I arrived in sunny San Francisco yesterday in the afternoon. The weather was perfect for Spring Break. We stayed at a beautiful location, next to Fisherman’s Wharf and the bay. Before gathering for our first dinner as a group, I had some free time to explore the area. So I decided to check out some of the piers and locals (including the sea lions). Unfortunately, I couldn’t get good picture of the sea lions [...] San Fran wouldn’t be a bad place to live (understatement). People were warm and friendly too, at least those whom I met on the Uber ride to the hotel.

The first company we visited on Monday was Recurrent Energy, a young company, that focuses on solar project development. They have done solar installation projects ranging from small residential to enormous utility scale. The ND alum at Recurrent gave us a great overview and a tutorial of the everyday work that they do, even though what they do everyday changes all the time. In addition, we also had a panel discussion with three other employees at Recurrent. Despite 3 of the 4 employees we met have engineering backgrounds, essentially all of them had delved heavily into the economics/business either through an MBA and/or the interdisciplinary nature of their work. I got a good sense of the different teams at Recurrent and their young innovative work culture. Throughout the meeting, we were able to ask questions about new solar and battery technologies, opportunities available at Recurrent, their relationship to the community, etc.

The following company we visited was a small tech startup, called Mercatus. Probably one of the coolest meetings we had. The entire meeting was with the CEO! And he was a really cool ND grad. Oh, and we were fed for free! At the beginning of the meeting the CEO and his customer success team asked us what questions we wanted answered during the meeting, and they used those questions to guide the conversation. They were extremely attentive to what we wanted to learn. They had a very insightful presentation on their mission as well as the market they are trying to service. Their product essentially boosts the decision-making efficiency of other companies and financial institutions which work on a plethora of projects. Their software allows for increased visibility of trends and project vitals that drive the decision-making processes.
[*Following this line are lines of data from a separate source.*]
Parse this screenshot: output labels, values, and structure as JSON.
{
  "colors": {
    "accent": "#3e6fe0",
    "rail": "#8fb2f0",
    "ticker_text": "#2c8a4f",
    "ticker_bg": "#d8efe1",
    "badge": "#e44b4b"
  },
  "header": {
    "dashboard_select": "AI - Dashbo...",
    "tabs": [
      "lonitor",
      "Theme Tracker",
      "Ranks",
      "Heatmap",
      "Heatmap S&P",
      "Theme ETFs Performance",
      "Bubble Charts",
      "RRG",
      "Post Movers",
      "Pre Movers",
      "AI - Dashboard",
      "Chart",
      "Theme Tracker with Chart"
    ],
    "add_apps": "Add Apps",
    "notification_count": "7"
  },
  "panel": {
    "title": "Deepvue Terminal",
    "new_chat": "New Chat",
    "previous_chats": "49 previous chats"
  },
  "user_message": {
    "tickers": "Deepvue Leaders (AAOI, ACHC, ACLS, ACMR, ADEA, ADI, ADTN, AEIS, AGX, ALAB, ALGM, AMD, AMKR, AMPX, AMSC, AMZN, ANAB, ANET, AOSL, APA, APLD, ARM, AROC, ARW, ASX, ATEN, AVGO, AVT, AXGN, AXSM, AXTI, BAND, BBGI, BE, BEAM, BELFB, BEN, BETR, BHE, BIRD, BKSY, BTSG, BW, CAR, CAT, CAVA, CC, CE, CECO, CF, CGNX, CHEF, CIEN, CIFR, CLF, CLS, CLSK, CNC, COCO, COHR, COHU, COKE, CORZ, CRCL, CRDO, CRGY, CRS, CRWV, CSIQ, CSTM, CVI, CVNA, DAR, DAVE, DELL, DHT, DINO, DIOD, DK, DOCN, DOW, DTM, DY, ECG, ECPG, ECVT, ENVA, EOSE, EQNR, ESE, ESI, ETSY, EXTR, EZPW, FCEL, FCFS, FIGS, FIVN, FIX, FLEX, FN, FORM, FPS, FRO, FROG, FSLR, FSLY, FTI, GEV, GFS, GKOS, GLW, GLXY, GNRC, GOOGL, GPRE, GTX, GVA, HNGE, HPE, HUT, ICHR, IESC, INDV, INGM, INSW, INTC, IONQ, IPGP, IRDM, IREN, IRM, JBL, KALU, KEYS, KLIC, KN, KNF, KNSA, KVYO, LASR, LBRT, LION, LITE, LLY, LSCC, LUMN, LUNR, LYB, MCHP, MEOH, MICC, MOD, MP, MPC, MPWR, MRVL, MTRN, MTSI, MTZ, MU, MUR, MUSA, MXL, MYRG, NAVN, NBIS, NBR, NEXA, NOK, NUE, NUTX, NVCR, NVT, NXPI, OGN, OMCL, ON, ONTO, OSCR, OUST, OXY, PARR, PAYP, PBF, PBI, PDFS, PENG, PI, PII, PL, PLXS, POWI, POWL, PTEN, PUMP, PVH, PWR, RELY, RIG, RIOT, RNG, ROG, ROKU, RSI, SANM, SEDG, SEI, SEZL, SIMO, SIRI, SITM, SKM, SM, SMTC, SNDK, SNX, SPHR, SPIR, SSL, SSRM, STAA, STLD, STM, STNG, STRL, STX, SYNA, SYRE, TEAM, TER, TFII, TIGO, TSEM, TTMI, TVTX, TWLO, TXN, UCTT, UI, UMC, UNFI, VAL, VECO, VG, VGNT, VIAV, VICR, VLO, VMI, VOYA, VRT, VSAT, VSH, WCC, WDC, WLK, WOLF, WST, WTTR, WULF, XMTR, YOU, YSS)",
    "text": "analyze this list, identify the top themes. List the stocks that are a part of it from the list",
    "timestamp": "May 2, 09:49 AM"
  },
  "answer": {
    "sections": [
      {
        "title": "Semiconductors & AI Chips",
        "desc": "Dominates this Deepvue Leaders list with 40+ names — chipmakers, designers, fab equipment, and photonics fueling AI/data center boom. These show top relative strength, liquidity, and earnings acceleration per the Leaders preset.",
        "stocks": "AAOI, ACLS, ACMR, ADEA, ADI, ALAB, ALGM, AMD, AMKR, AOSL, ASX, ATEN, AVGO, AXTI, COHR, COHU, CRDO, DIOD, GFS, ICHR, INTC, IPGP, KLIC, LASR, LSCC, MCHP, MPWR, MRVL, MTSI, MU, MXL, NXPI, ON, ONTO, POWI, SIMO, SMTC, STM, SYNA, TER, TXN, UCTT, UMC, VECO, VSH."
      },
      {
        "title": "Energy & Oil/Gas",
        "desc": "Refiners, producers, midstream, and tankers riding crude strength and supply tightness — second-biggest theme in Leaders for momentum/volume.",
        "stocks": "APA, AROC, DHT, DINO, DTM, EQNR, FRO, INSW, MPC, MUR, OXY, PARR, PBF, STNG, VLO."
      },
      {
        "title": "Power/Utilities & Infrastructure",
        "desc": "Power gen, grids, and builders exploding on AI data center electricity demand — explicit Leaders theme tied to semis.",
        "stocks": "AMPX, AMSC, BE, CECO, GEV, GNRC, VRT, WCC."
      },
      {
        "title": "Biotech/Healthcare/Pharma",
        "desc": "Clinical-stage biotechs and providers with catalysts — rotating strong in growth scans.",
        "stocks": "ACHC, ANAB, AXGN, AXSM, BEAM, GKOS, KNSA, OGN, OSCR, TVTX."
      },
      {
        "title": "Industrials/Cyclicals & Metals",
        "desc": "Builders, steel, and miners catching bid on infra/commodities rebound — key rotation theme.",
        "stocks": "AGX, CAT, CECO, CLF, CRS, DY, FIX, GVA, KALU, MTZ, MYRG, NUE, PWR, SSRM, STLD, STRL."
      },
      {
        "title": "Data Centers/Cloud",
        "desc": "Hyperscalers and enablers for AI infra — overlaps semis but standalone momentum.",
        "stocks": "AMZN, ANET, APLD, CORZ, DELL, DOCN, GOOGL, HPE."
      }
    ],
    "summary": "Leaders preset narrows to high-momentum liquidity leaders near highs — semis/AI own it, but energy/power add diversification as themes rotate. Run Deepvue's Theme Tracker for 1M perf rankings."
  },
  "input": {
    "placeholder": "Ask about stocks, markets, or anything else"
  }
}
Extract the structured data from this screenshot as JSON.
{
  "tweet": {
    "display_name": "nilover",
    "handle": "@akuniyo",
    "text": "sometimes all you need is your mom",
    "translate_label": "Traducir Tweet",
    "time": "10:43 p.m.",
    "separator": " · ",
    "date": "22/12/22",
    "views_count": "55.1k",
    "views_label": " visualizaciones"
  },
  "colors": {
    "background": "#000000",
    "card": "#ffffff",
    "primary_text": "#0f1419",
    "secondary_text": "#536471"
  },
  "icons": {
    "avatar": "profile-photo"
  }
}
In other words, they found a process that could be improved and they made it more efficient. We also (casually) got a free copy of a cool book about the clean energy revolution. Definitely one of the coolest meetings of the trip.

The final meeting of the day was with THE Tesla. The meeting with the HR team was so quick I don’t really remember much from those 10 minutes. Expect for this useful statistic: Tesla is more difficult to get into than Harvard—so that’s nice to know. Coolest part was the tour. Their manufacturing plant is so huge they have their own custom trolley car and tour guide for the tour. Basically, Disney Land for Engineers and Car nerds. Not going to lie, it was pretty exhilarating to get to see these huge Japanese robots handle all the cars-to-be and flip them around like pancakes.

For dinner, we went to this Oyster place at Fisherman’s Wharf and had some scrumptious seafood. I got some fish tacos. Highly recommend. 10/10. Life without fish tacos is no life at all.